Journée de commémoration : 14 vies perdues au travail dans la grande région de la Mauricie-Centre-du-Québec
Image d'illustration par Despositphotos En 2025, six personnes ont perdu la vie lors d’un accident de travail et huit autres sont décédées des suites d’une maladie professionnelle dans la grande région de la Mauricie-Centre-du-Québec. En cette Journée internationale de commémoration des travailleuses et des travailleurs décédés ou blessés au travail, la Commission des normes, de l’équité, de la santé et de la sécurité du travail (CNESST) invite la population à se souvenir des travailleuses et des travailleurs blessés, malades ou décédés du fait de leur travail.
Malgré ces décès déplorables, les chiffres de 2025 restent très stables par rapport à ceux de 2024 : un seul décès supplémentaire a été recensé en 2025 par rapport à l’année précédente.
Toujours selon les données de la CNESST, en 2025, dans la région de la Mauricie-Centre-du-Québec, 6301 personnes ont subi une lésion en raison d’un accident du travail et 918 ont développé une maladie professionnelle. Au total, 7219 lésions professionnelles ont été recensées, ce qui représente une diminution comparativement à 2024.
Le vice-président du Conseil central du Coeur du Québec – CSN, Guy Croteau, soutient que « ces quatorze personnes n’auraient [jamais] dû mourir en travaillant pour gagner leur vie. » Il rappelle que les efforts doivent se poursuivre pour changer « cette triste réalité. »

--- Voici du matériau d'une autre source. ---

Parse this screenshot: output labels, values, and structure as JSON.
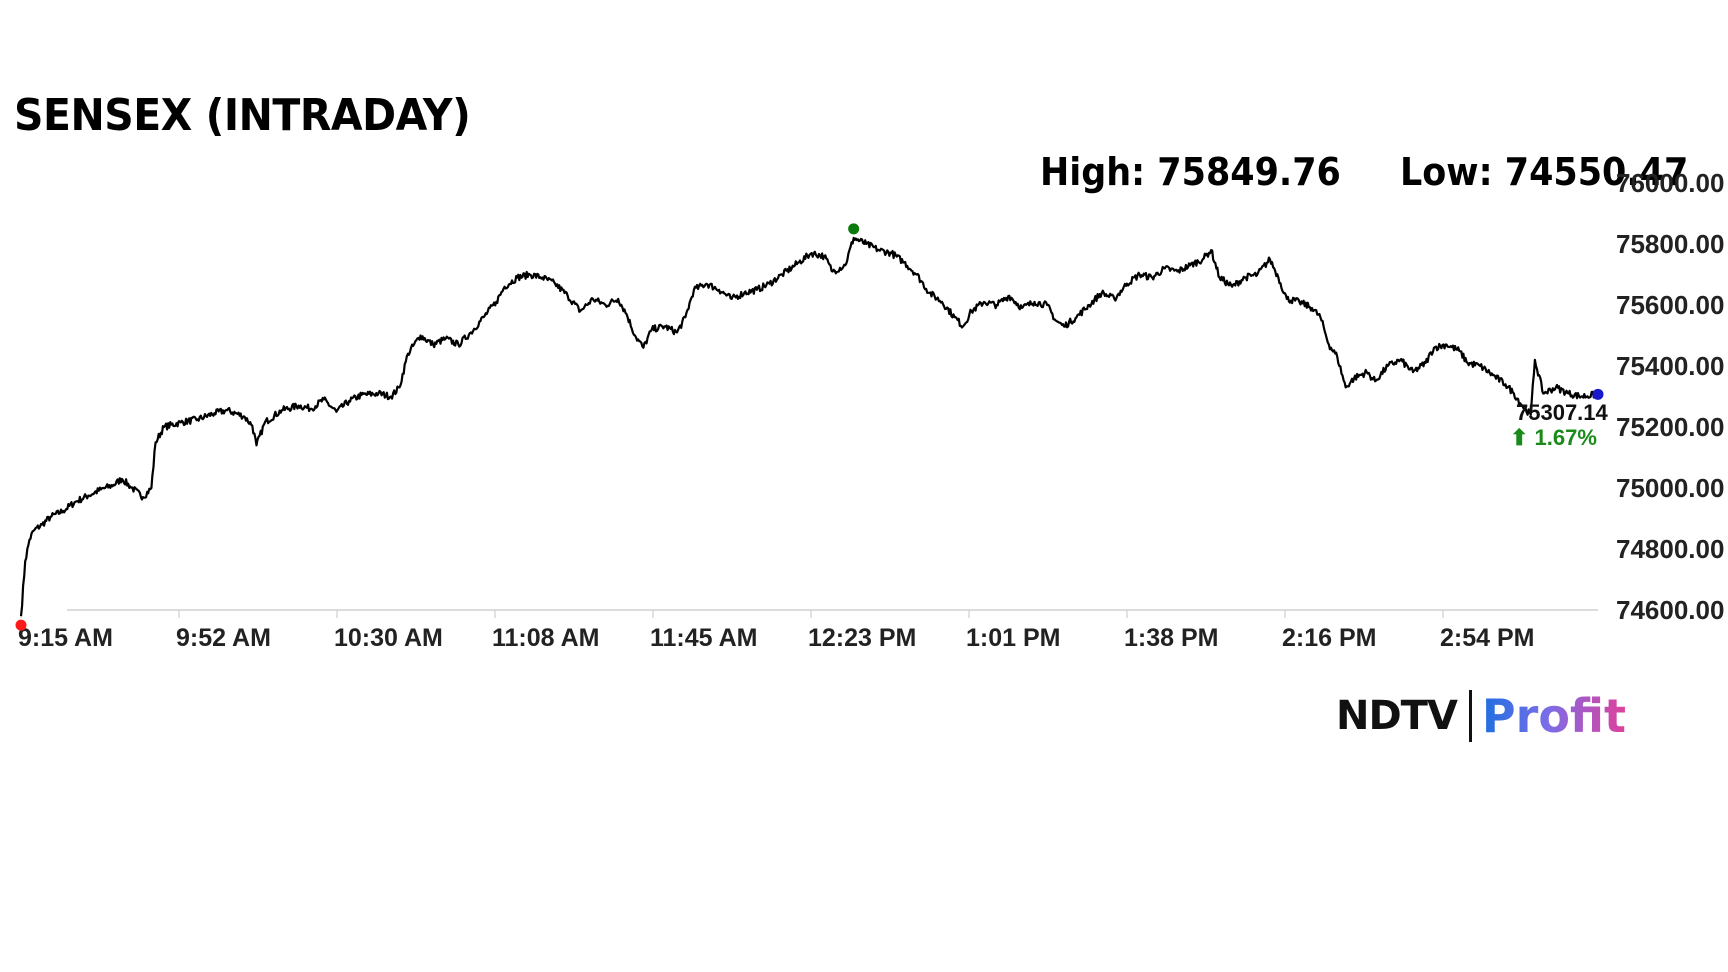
{
  "header": {
    "title": "SENSEX (INTRADAY)",
    "high_text": "High: 75849.76",
    "low_text": "Low: 74550.47"
  },
  "brand": {
    "ndtv": "NDTV",
    "profit": "Profit"
  },
  "chart_data": {
    "type": "line",
    "title": "SENSEX (INTRADAY)",
    "xlabel": "",
    "ylabel": "",
    "x_tick_labels": [
      "9:15 AM",
      "9:52 AM",
      "10:30 AM",
      "11:08 AM",
      "11:45 AM",
      "12:23 PM",
      "1:01 PM",
      "1:38 PM",
      "2:16 PM",
      "2:54 PM"
    ],
    "y_tick_labels": [
      "74600.00",
      "74800.00",
      "75000.00",
      "75200.00",
      "75400.00",
      "75600.00",
      "75800.00",
      "76000.00"
    ],
    "ylim": [
      74600,
      76000
    ],
    "x_minutes_range": [
      555,
      930
    ],
    "grid": false,
    "high": 75849.76,
    "low": 74550.47,
    "last_value": "75307.14",
    "change_text": "⬆ 1.67%",
    "markers": [
      {
        "name": "open-low",
        "minute": 555,
        "value": 74550.47,
        "color": "#ff1a1a"
      },
      {
        "name": "day-high",
        "minute": 753,
        "value": 75849.76,
        "color": "#0a7a0a"
      },
      {
        "name": "last",
        "minute": 930,
        "value": 75307.14,
        "color": "#1a1acc"
      }
    ],
    "series": [
      {
        "color": "#000000",
        "points": [
          [
            555,
            74580
          ],
          [
            556,
            74760
          ],
          [
            557,
            74830
          ],
          [
            558,
            74860
          ],
          [
            560,
            74880
          ],
          [
            562,
            74905
          ],
          [
            565,
            74925
          ],
          [
            568,
            74955
          ],
          [
            571,
            74975
          ],
          [
            574,
            74995
          ],
          [
            577,
            75010
          ],
          [
            579,
            75030
          ],
          [
            581,
            75005
          ],
          [
            584,
            74970
          ],
          [
            586,
            75000
          ],
          [
            587,
            75150
          ],
          [
            589,
            75200
          ],
          [
            593,
            75215
          ],
          [
            597,
            75225
          ],
          [
            601,
            75245
          ],
          [
            604,
            75255
          ],
          [
            608,
            75235
          ],
          [
            610,
            75205
          ],
          [
            611,
            75140
          ],
          [
            613,
            75215
          ],
          [
            617,
            75255
          ],
          [
            621,
            75270
          ],
          [
            624,
            75260
          ],
          [
            627,
            75290
          ],
          [
            630,
            75250
          ],
          [
            633,
            75285
          ],
          [
            636,
            75305
          ],
          [
            640,
            75310
          ],
          [
            643,
            75300
          ],
          [
            645,
            75330
          ],
          [
            647,
            75440
          ],
          [
            650,
            75500
          ],
          [
            653,
            75470
          ],
          [
            656,
            75490
          ],
          [
            659,
            75470
          ],
          [
            662,
            75510
          ],
          [
            665,
            75560
          ],
          [
            668,
            75610
          ],
          [
            670,
            75660
          ],
          [
            673,
            75690
          ],
          [
            676,
            75700
          ],
          [
            679,
            75690
          ],
          [
            682,
            75670
          ],
          [
            685,
            75630
          ],
          [
            688,
            75580
          ],
          [
            691,
            75620
          ],
          [
            694,
            75600
          ],
          [
            697,
            75620
          ],
          [
            699,
            75570
          ],
          [
            701,
            75500
          ],
          [
            703,
            75460
          ],
          [
            705,
            75520
          ],
          [
            708,
            75530
          ],
          [
            711,
            75510
          ],
          [
            713,
            75560
          ],
          [
            715,
            75650
          ],
          [
            718,
            75670
          ],
          [
            721,
            75650
          ],
          [
            724,
            75620
          ],
          [
            727,
            75640
          ],
          [
            730,
            75650
          ],
          [
            733,
            75670
          ],
          [
            736,
            75700
          ],
          [
            740,
            75740
          ],
          [
            743,
            75770
          ],
          [
            746,
            75760
          ],
          [
            748,
            75710
          ],
          [
            751,
            75730
          ],
          [
            753,
            75820
          ],
          [
            756,
            75800
          ],
          [
            759,
            75780
          ],
          [
            762,
            75770
          ],
          [
            765,
            75740
          ],
          [
            768,
            75700
          ],
          [
            771,
            75640
          ],
          [
            774,
            75610
          ],
          [
            777,
            75560
          ],
          [
            779,
            75530
          ],
          [
            781,
            75580
          ],
          [
            784,
            75610
          ],
          [
            787,
            75600
          ],
          [
            790,
            75630
          ],
          [
            793,
            75590
          ],
          [
            796,
            75610
          ],
          [
            799,
            75600
          ],
          [
            801,
            75550
          ],
          [
            803,
            75530
          ],
          [
            806,
            75560
          ],
          [
            809,
            75600
          ],
          [
            812,
            75640
          ],
          [
            815,
            75620
          ],
          [
            818,
            75670
          ],
          [
            821,
            75700
          ],
          [
            824,
            75690
          ],
          [
            827,
            75720
          ],
          [
            830,
            75710
          ],
          [
            833,
            75730
          ],
          [
            836,
            75750
          ],
          [
            838,
            75780
          ],
          [
            840,
            75690
          ],
          [
            843,
            75660
          ],
          [
            846,
            75690
          ],
          [
            849,
            75700
          ],
          [
            852,
            75750
          ],
          [
            854,
            75690
          ],
          [
            856,
            75620
          ],
          [
            859,
            75610
          ],
          [
            862,
            75590
          ],
          [
            864,
            75560
          ],
          [
            866,
            75470
          ],
          [
            868,
            75430
          ],
          [
            870,
            75330
          ],
          [
            872,
            75360
          ],
          [
            875,
            75380
          ],
          [
            877,
            75350
          ],
          [
            880,
            75400
          ],
          [
            883,
            75420
          ],
          [
            886,
            75380
          ],
          [
            889,
            75410
          ],
          [
            891,
            75460
          ],
          [
            894,
            75470
          ],
          [
            897,
            75450
          ],
          [
            899,
            75410
          ],
          [
            902,
            75400
          ],
          [
            905,
            75370
          ],
          [
            908,
            75340
          ],
          [
            910,
            75310
          ],
          [
            912,
            75270
          ],
          [
            914,
            75240
          ],
          [
            915,
            75420
          ],
          [
            917,
            75310
          ],
          [
            920,
            75330
          ],
          [
            923,
            75310
          ],
          [
            926,
            75300
          ],
          [
            930,
            75307
          ]
        ]
      }
    ]
  }
}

M. Croteau pointe du doigt les diverses tentatives du gouvernement de la CAQ qui, selon lui, visent à miner les mécanismes en santé et sécurité du travail (SST). Il rappelle que le gouvernement a changé les règles du jeu en adoptant la Loi 28, Loi visant l’amélioration de certaines lois du travail. Selon M. Croteau, cette loi vient « amputer les mécanismes en SST de fonctions vitales et prévoit également qu’ils ne seront que partiellement mis en place dans le réseau public de la santé, des services sociaux et de l’éducation. »
« Qui est l’employeur dans le réseau public ? Le gouvernement. Et il décide de jouer avec la santé et la sécurité au travail de ses salarié-es. C’est aberrant. D’ailleurs, la CSN conteste certains articles de cette loi devant les tribunaux. »
Guy Croteau, vice-président du Conseil central du Coeur du Québec – CSN
Le gouvernement a également déposé, le projet de loi 27, qui veut « imposer des reculs dans le secteur de la construction », selon M. Croteau.
« La construction, c’est le secteur le plus dangereux au Québec! 77 % des accidents de travail ayant causé la mort en 2025 ont eu lieu sur un chantier de construction. Malgré ça, le gouvernement veut absolument affaiblir les protections dans ce secteur et diminuer grandement la présence des représentantes et représentants en santé et sécurité du travail sur les chantiers. »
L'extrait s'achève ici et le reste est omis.